Those who know me will know two things about me – one of my least attractive features is that I don’t forgive and forget. Sometimes that’s a no-brainer – really I was never going to forgive and forget when my first husband told me that he thought it was OK to be unfaithful because I hadn’t told him it wasn’t…..it did take me seven years of pretending that it’d be alright before I finally realised how bitter and angry I’d become.
The other thing that I’m famous for (though not as much as my sister) is a very long memory. So, I store stuff away and get it out ages later. This second thing is something that has been both a blessing and a blight since I became a Spurs fan in the 1970s. I still cringe with misery at the memory of John Pratt’s back-pass that led to our 0-5 humiliation by the Arse on 23rd December 1978 – I was there and it was horrible - what a terrible christmas pressie.
Over the years, one of our bogey teams has been Moan Utd. We rarely even get a draw against them but this season we’ve done what probably no other team will do – we took four out of a possible six points. We beat them at their house (they laughingly call it the theatre of dreams – get your heads out of your arses you bunch of pretentious gits) 2-3 and last night we drew with them 1-1 at our place! Swansea, Norwich and Everton are the only other teams that could achieve that this season and it’s hard to imagine that any of them will. These three teams have only played them once but have managed to get at least one point from that encounter.
On 4th January 2005 I took this photo and then one of the most bizarre and (memory of an elephant and no ability to forgive and forget) downright bloody annoying of matches ensued. If you don’t remember it, you’ll have to go back to my pic in 2005 and take a look. Now you see, call me old-fashioned but I’d say that when the ball crosses the line, that’s a goal. On that occasion, the ref decided that no, we were away at Moan Utd and therefore the benefit of the doubt should go to the home team. Do I sound bitter? Did their goalie cheat? Did Fergie once whine about his goalie cheating?
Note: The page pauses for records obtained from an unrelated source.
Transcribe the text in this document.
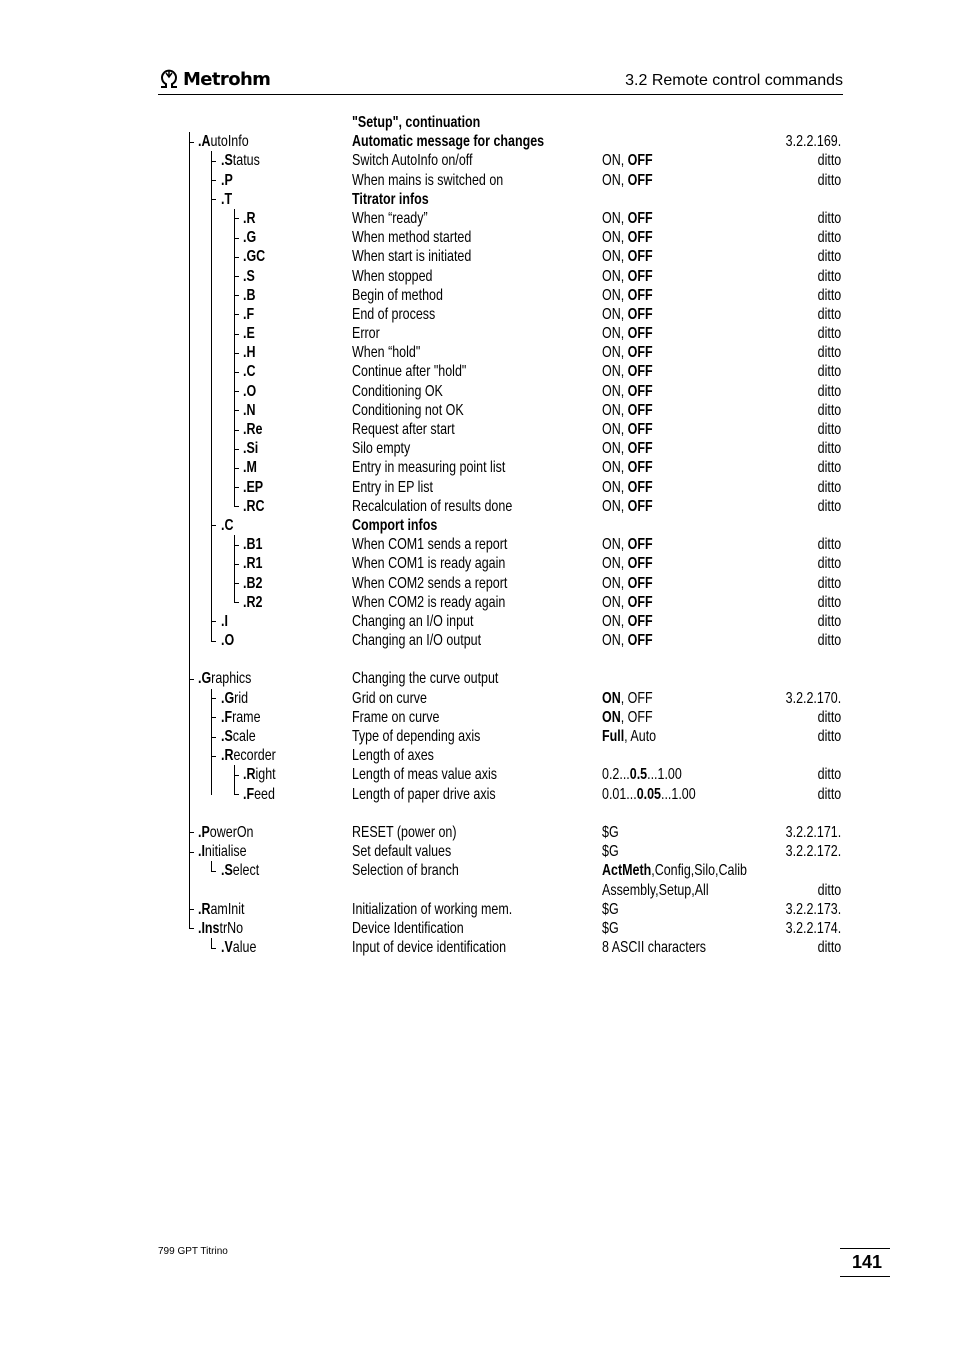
Metrohm	3.2 Remote control commands
"Setup", continuation
.AutoInfo	Automatic message for changes	3.2.2.169.
.Status	Switch AutoInfo on/off	ON, OFF	ditto
.P	When mains is switched on	ON, OFF	ditto
.T	Titrator infos
.R	When “ready”	ON, OFF	ditto
.G	When method started	ON, OFF	ditto
.GC	When start is initiated	ON, OFF	ditto
.S	When stopped	ON, OFF	ditto
.B	Begin of method	ON, OFF	ditto
.F	End of process	ON, OFF	ditto
.E	Error	ON, OFF	ditto
.H	When “hold"	ON, OFF	ditto
.C	Continue after "hold"	ON, OFF	ditto
.O	Conditioning OK	ON, OFF	ditto
.N	Conditioning not OK	ON, OFF	ditto
.Re	Request after start	ON, OFF	ditto
.Si	Silo empty	ON, OFF	ditto
.M	Entry in measuring point list	ON, OFF	ditto
.EP	Entry in EP list	ON, OFF	ditto
.RC	Recalculation of results done	ON, OFF	ditto
.C	Comport infos
.B1	When COM1 sends a report	ON, OFF	ditto
.R1	When COM1 is ready again	ON, OFF	ditto
.B2	When COM2 sends a report	ON, OFF	ditto
.R2	When COM2 is ready again	ON, OFF	ditto
.I	Changing an I/O input	ON, OFF	ditto
.O	Changing an I/O output	ON, OFF	ditto
.Graphics	Changing the curve output
.Grid	Grid on curve	ON, OFF	3.2.2.170.
.Frame	Frame on curve	ON, OFF	ditto
.Scale	Type of depending axis	Full, Auto	ditto
.Recorder	Length of axes
.Right	Length of meas value axis	0.2...0.5...1.00	ditto
.Feed	Length of paper drive axis	0.01...0.05...1.00	ditto
.PowerOn	RESET (power on)	$G	3.2.2.171.
.Initialise	Set default values	$G	3.2.2.172.
.Select	Selection of branch	ActMeth,Config,Silo,Calib
Assembly,Setup,All	ditto
.RamInit	Initialization of working mem.	$G	3.2.2.173.
.InstrNo	Device Identification	$G	3.2.2.174.
.Value	Input of device identification	8 ASCII characters	ditto
799 GPT Titrino
141
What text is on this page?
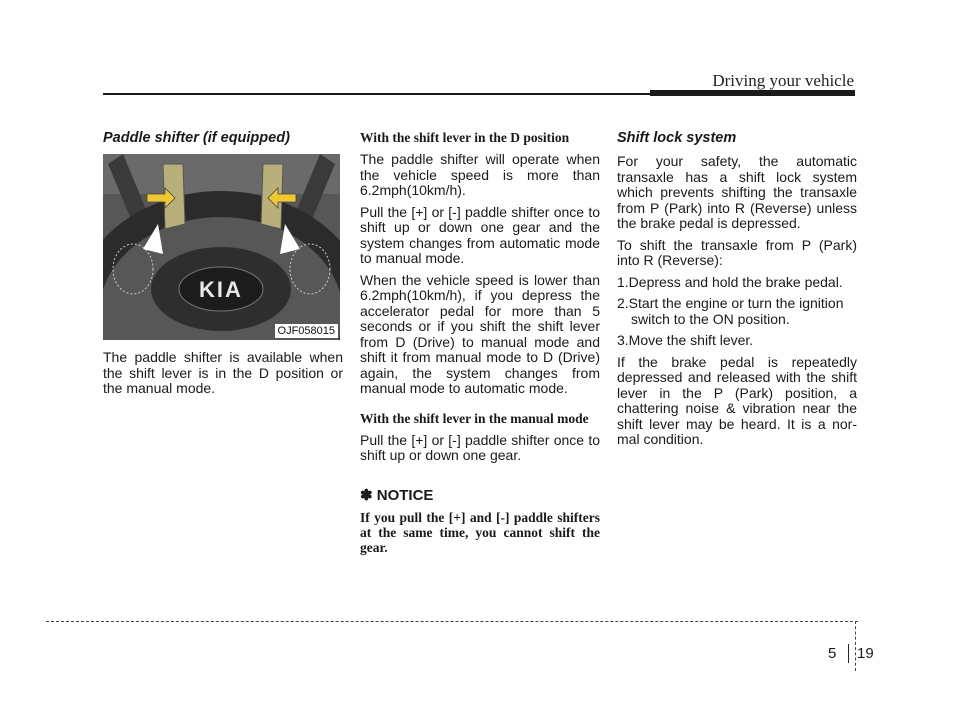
Driving your vehicle
Paddle shifter (if equipped)
KIA
OJF058015

The paddle shifter is available when the shift lever is in the D position or the manual mode.

With the shift lever in the D position

The paddle shifter will operate when the vehicle speed is more than 6.2mph(10km/h).

Pull the [+] or [-] paddle shifter once to shift up or down one gear and the system changes from automatic mode to manual mode.

When the vehicle speed is lower than 6.2mph(10km/h), if you depress the accelerator pedal for more than 5 seconds or if you shift the shift lever from D (Drive) to manual mode and shift it from manual mode to D (Drive) again, the system changes from manual mode to automatic mode.

With the shift lever in the manual mode

Pull the [+] or [-] paddle shifter once to shift up or down one gear.

✽ NOTICE
If you pull the [+] and [-] paddle shifters at the same time, you cannot shift the gear.
Shift lock system

For your safety, the automatic transaxle has a shift lock system which prevents shifting the transaxle from P (Park) into R (Reverse) unless the brake pedal is depressed.

To shift the transaxle from P (Park) into R (Reverse):

1.Depress and hold the brake pedal.
2.Start the engine or turn the ignition switch to the ON position.
3.Move the shift lever.

If the brake pedal is repeatedly depressed and released with the shift lever in the P (Park) position, a chattering noise & vibration near the shift lever may be heard. It is a nor-mal condition.

5 19
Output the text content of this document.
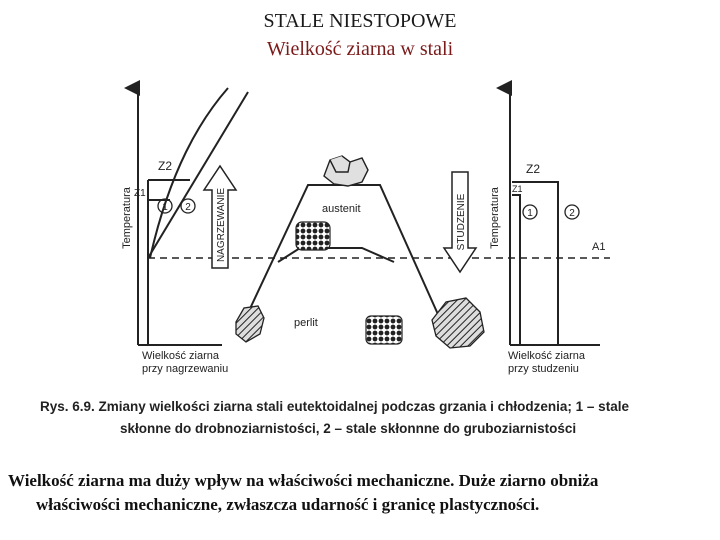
STALE NIESTOPOWE
Wielkość ziarna w stali
Temperatura
Z2
Z1
1 2
A1
NAGRZEWANIE	STUDZENIE
austenit
perlit
Temperatura
Z2
Z1
1	2
Wielkość ziarna
przy nagrzewaniu
Wielkość ziarna
przy studzeniu
Rys. 6.9. Zmiany wielkości ziarna stali eutektoidalnej podczas grzania i chłodzenia; 1 – stale
skłonne do drobnoziarnistości, 2 – stale skłonnne do gruboziarnistości
Wielkość ziarna ma duży wpływ na właściwości mechaniczne. Duże ziarno obniża
właściwości mechaniczne, zwłaszcza udarność i granicę plastyczności.
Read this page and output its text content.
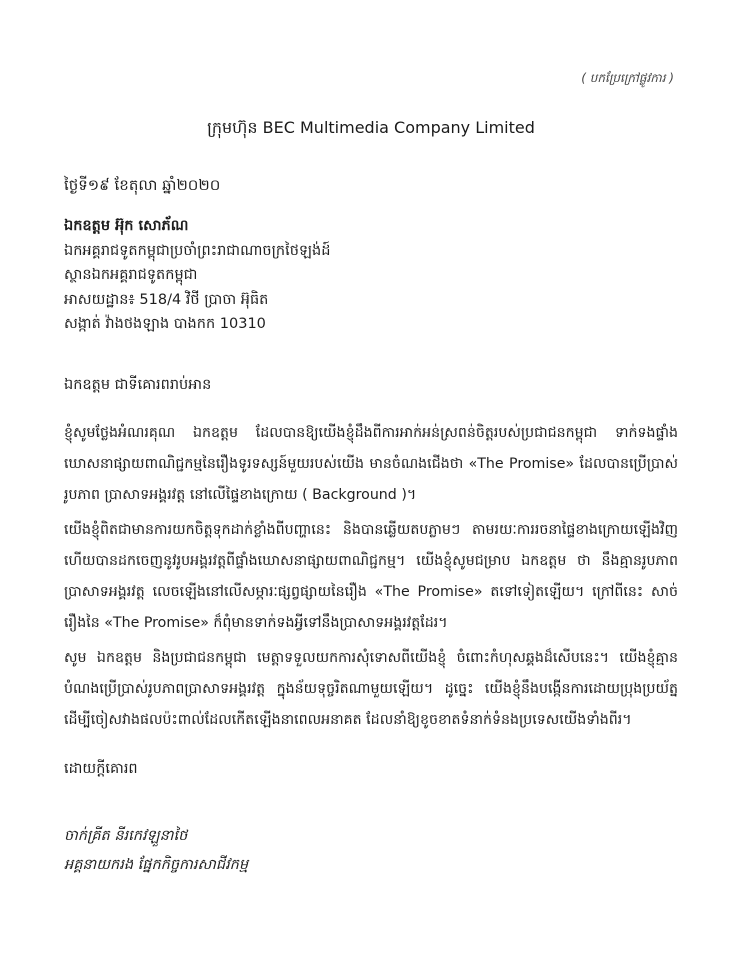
( បកប្រែក្រៅផ្លូវការ )
ក្រុមហ៊ុន BEC Multimedia Company Limited
ថ្ងៃទី១៩ ខែតុលា ឆ្នាំ២០២០
ឯកឧត្តម អ៊ុក សោភ័ណ
ឯកអគ្គរាជទូតកម្ពុជាប្រចាំព្រះរាជាណាចក្រថៃឡង់ដ៍
ស្ថានឯកអគ្គរាជទូតកម្ពុជា
អាសយដ្ឋាន៖ 518/4 វិថី ប្រាចា អ៊ុធិត
សង្កាត់ វ៉ាងថងឡាង បាងកក 10310
ឯកឧត្តម ជាទីគោរពរាប់អាន
ខ្ញុំសូមថ្លែងអំណរគុណ ឯកឧត្តម ដែលបានឱ្យយើងខ្ញុំដឹងពីការអាក់អន់ស្រពន់ចិត្តរបស់ប្រជាជនកម្ពុជា ទាក់ទងផ្ទាំងឃោសនាផ្សាយពាណិជ្ជកម្មនៃរឿងទូរទស្សន៍មួយរបស់យើង មានចំណងជើងថា «The Promise» ដែលបានប្រើប្រាស់រូបភាព ប្រាសាទអង្គរវត្ត នៅលើផ្ទៃខាងក្រោយ ( Background )។
យើងខ្ញុំពិតជាមានការយកចិត្តទុកដាក់ខ្លាំងពីបញ្ហានេះ និងបានឆ្លើយតបភ្លាមៗ តាមរយៈការរចនាផ្ទៃខាងក្រោយឡើងវិញ ហើយបានដកចេញនូវរូបអង្គរវត្តពីផ្ទាំងឃោសនាផ្សាយពាណិជ្ជកម្ម។ យើងខ្ញុំសូមជម្រាប ឯកឧត្តម ថា នឹងគ្មានរូបភាពប្រាសាទអង្គរវត្ត លេចឡើងនៅលើសម្ភារៈផ្សព្វផ្សាយនៃរឿង «The Promise» តទៅទៀតឡើយ។ ក្រៅពីនេះ សាច់រឿងនៃ «The Promise» ក៏ពុំមានទាក់ទងអ្វីទៅនឹងប្រាសាទអង្គរវត្តដែរ។
សូម ឯកឧត្តម និងប្រជាជនកម្ពុជា មេត្តាទទួលយកការសុំទោសពីយើងខ្ញុំ ចំពោះកំហុសឆ្គងដ៏សើបនេះ។ យើងខ្ញុំគ្មានបំណងប្រើប្រាស់រូបភាពប្រាសាទអង្គរវត្ត ក្នុងន័យទុច្ចរិតណាមួយឡើយ។ ដូច្នេះ យើងខ្ញុំនឹងបង្កើនការដោយប្រុងប្រយ័ត្ន ដើម្បីចៀសវាងផលប៉ះពាល់ដែលកើតឡើងនាពេលអនាគត ដែលនាំឱ្យខូចខាតទំនាក់ទំនងប្រទេសយើងទាំងពីរ។
ដោយក្តីគោរព
ចាក់គ្រីត នីរកេវឡួនាថៃ
អគ្គនាយករង ផ្នែកកិច្ចការសាជីវកម្ម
So, forgive me if I sound smug but last night, our last minute goal was no more than we deserved. Yes, that’s right no more than we deserved, NOT a lucky fluke and NOT undeserved. You only have to look at the match stats to see that we deserved our point and some. In the beautiful game occasionally something goes against you – well for us lowly sides that don’t have the name Moan Utd, things go against us and we have to take it on the chin. The Moaners get away with blue murder week after week.
Did Wayne (oh I’m such a sex god, I can’t keep my pants on) Rooney get fouled in the penalty area? Possibly. Tough, get over it. In the same game did Dempsey get fouled in the penalty area and instead of falling over like a big girl stay on his feet? Yes. Did he cry like a baby because of the injustice? No. Did Fergie raise the subject of Dempsey being fouled in the penalty area with the ref post-match? No, of course he didn’t – he’s not interested in fairness he only cares about one thing – winning at any cost. Did he point out to the ref in 2005 that the ball was over the line? No. Have I said that before? Do I sound like I'm ranting?
By the way – is Rooney a sex god who’d be looked at twice by any sane woman if he wasn’t stinking rich? No. I would say more but I don’t think I need to.
Fergie’s whining and crying post-match are simply a pathetic, childish reflection of a man who is used to getting his own way every week and no-one ever having the gumption to say no to him. I've had to listen to him whining on in every news bulletin I've heard today. Get over it. We deserved our point and we deserve to have taken four of six from the two games.
Revenge truly is a dish best served cold…COYS
BTW if you want to know what it's like being me (or any other Spurs fan) read John Crace's bloody excellent book - Vertigo. He says it all.
Also BTW, say hello to Rosie, in the foreground of the 2005 pic and staring quizzically at us!